Homebuilding benefitted from the low interest rates and extra money in private individuals’ hands from job protection schemes that hit the market in 2020 at the start of the pandemic. Higher interest rates slowed activity in 2023, but the market was still at a high level.

Then, in 2022, nonresidential building started to pick up and went on to positively spike last year. The sector is comprised of a number of different categories of structures, including office, commercial, factories, lodging and more. Many have similar drivers, so the nonresidential sector often tends to move as one big mass.

Manufacturing and Infrastructure

Not so in the last two years, when the CHIPS Act provided remarkable impetus for the construction of manufacturing facilities. In 2017-2021, this market was worth $66-78 billion per year, according to U.S. Census Bureau data. However, in 2022, it shot up to $106 billion, and the final total for 2023 is likely to be in the $150-180 billion range. The vast majority of the increase is attributable to the hitherto relatively modest segment of building manufacturing plants for the production of electrical and electronic goods and components.

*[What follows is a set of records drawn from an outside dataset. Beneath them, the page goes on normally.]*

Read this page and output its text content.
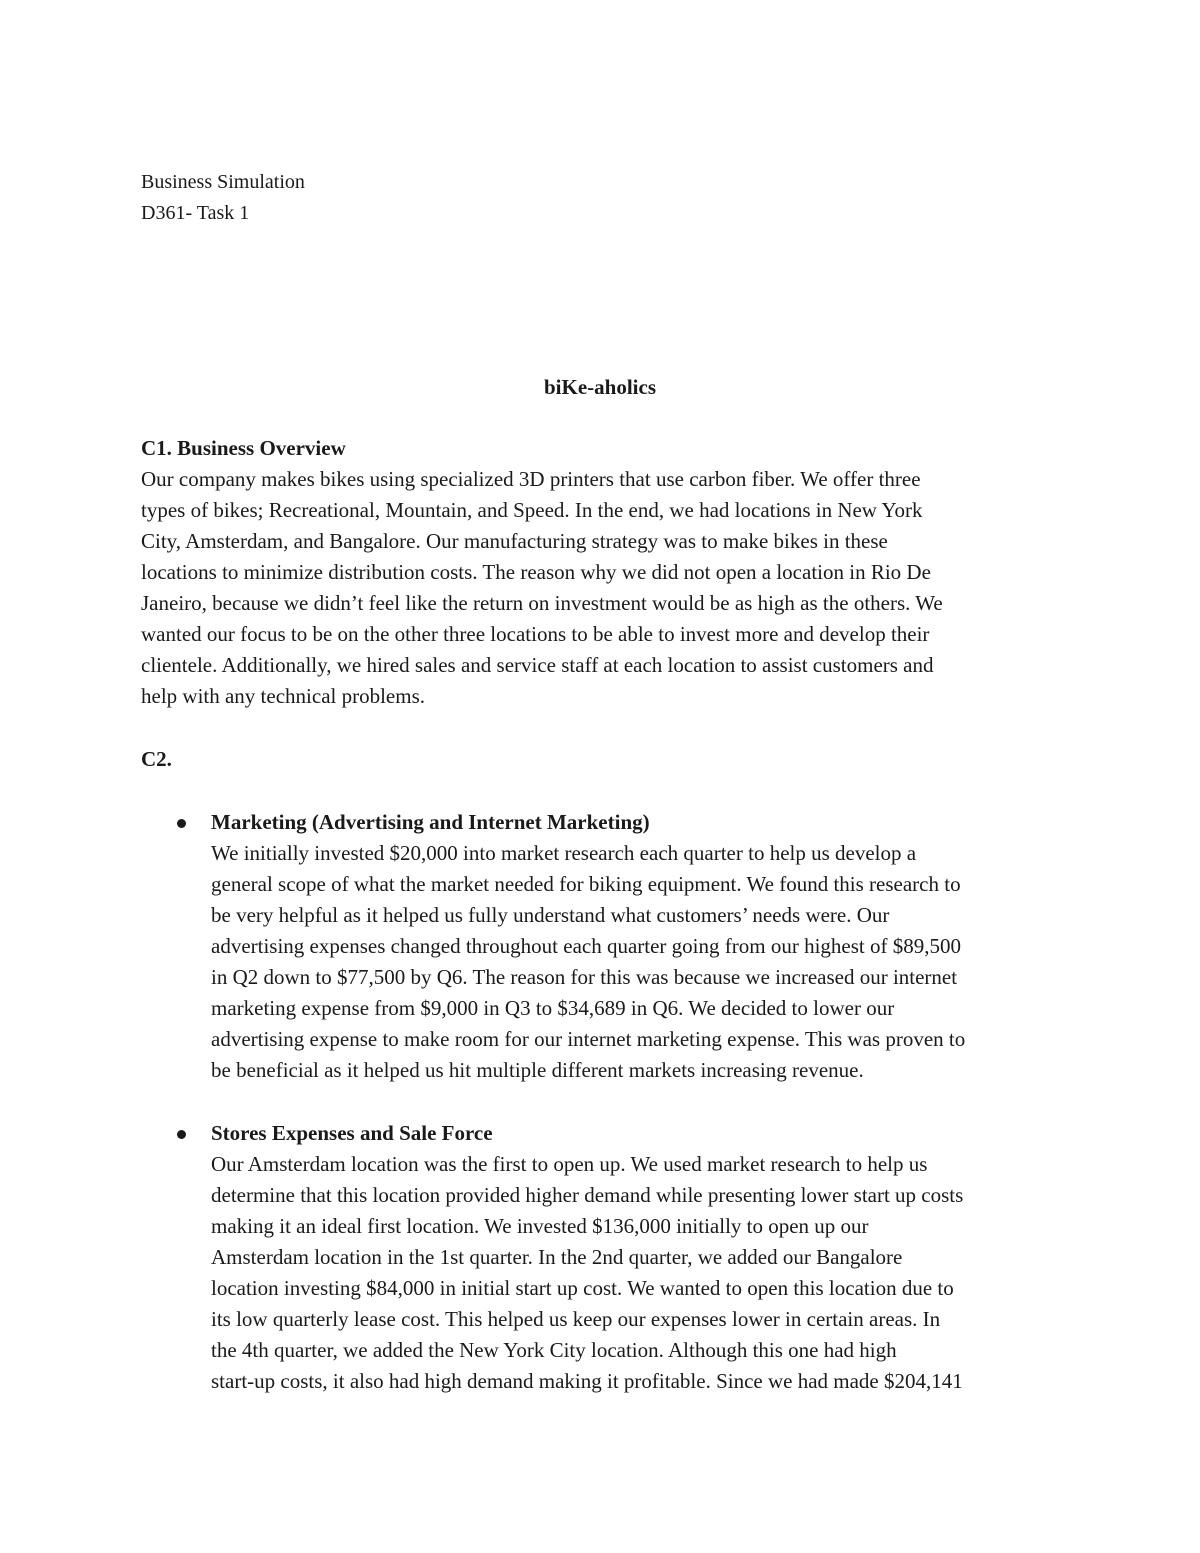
Business Simulation
D361- Task 1
biKe-aholics
C1. Business Overview
Our company makes bikes using specialized 3D printers that use carbon fiber. We offer three
types of bikes; Recreational, Mountain, and Speed. In the end, we had locations in New York
City, Amsterdam, and Bangalore. Our manufacturing strategy was to make bikes in these
locations to minimize distribution costs. The reason why we did not open a location in Rio De
Janeiro, because we didn’t feel like the return on investment would be as high as the others. We
wanted our focus to be on the other three locations to be able to invest more and develop their
clientele. Additionally, we hired sales and service staff at each location to assist customers and
help with any technical problems.
C2.
Marketing (Advertising and Internet Marketing)
We initially invested $20,000 into market research each quarter to help us develop a
general scope of what the market needed for biking equipment. We found this research to
be very helpful as it helped us fully understand what customers’ needs were. Our
advertising expenses changed throughout each quarter going from our highest of $89,500
in Q2 down to $77,500 by Q6. The reason for this was because we increased our internet
marketing expense from $9,000 in Q3 to $34,689 in Q6. We decided to lower our
advertising expense to make room for our internet marketing expense. This was proven to
be beneficial as it helped us hit multiple different markets increasing revenue.
Stores Expenses and Sale Force
Our Amsterdam location was the first to open up. We used market research to help us
determine that this location provided higher demand while presenting lower start up costs
making it an ideal first location. We invested $136,000 initially to open up our
Amsterdam location in the 1st quarter. In the 2nd quarter, we added our Bangalore
location investing $84,000 in initial start up cost. We wanted to open this location due to
its low quarterly lease cost. This helped us keep our expenses lower in certain areas. In
the 4th quarter, we added the New York City location. Although this one had high
start-up costs, it also had high demand making it profitable. Since we had made $204,141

More recently, the impact of the IRA has been felt more in the infrastructure segment than in nonresidential building. The total value of this segment moved up a modest 4 percent in 2022 to $374 billion, but the figure for 2023 will be comfortably in excess of $400 billion. Highway and street construction is the main driver here, but there has also been a useful surge in construction of communication networks – a type of infrastructure that is included in the very broad definition of the term in the IRA.

2024 Outlook

It is unlikely that such steep rates of growth will continue. Construction backlogs are finally starting to fall, and the various confidence indicators and measures of expectations are pointing more clearly toward small increases in work and staffing levels rather than the big increases which were forecast a year ago (and which came to pass).

However, even with a cooling in the market, the amount of construction activity in North America will remain at historically high levels. A positive of this is that inflation in materials prices and labor costs should moderate.

This should all help keep the construction equipment market at very good levels in 2024. Unit sales might be lower because the slowdown in residential will affect demand for high-volume compact equipment. However, the pivot toward infrastructure and larger-scale nonresidential building means fewer, larger machines, which is helpful for both the value of the sector and the margins of those who sell them.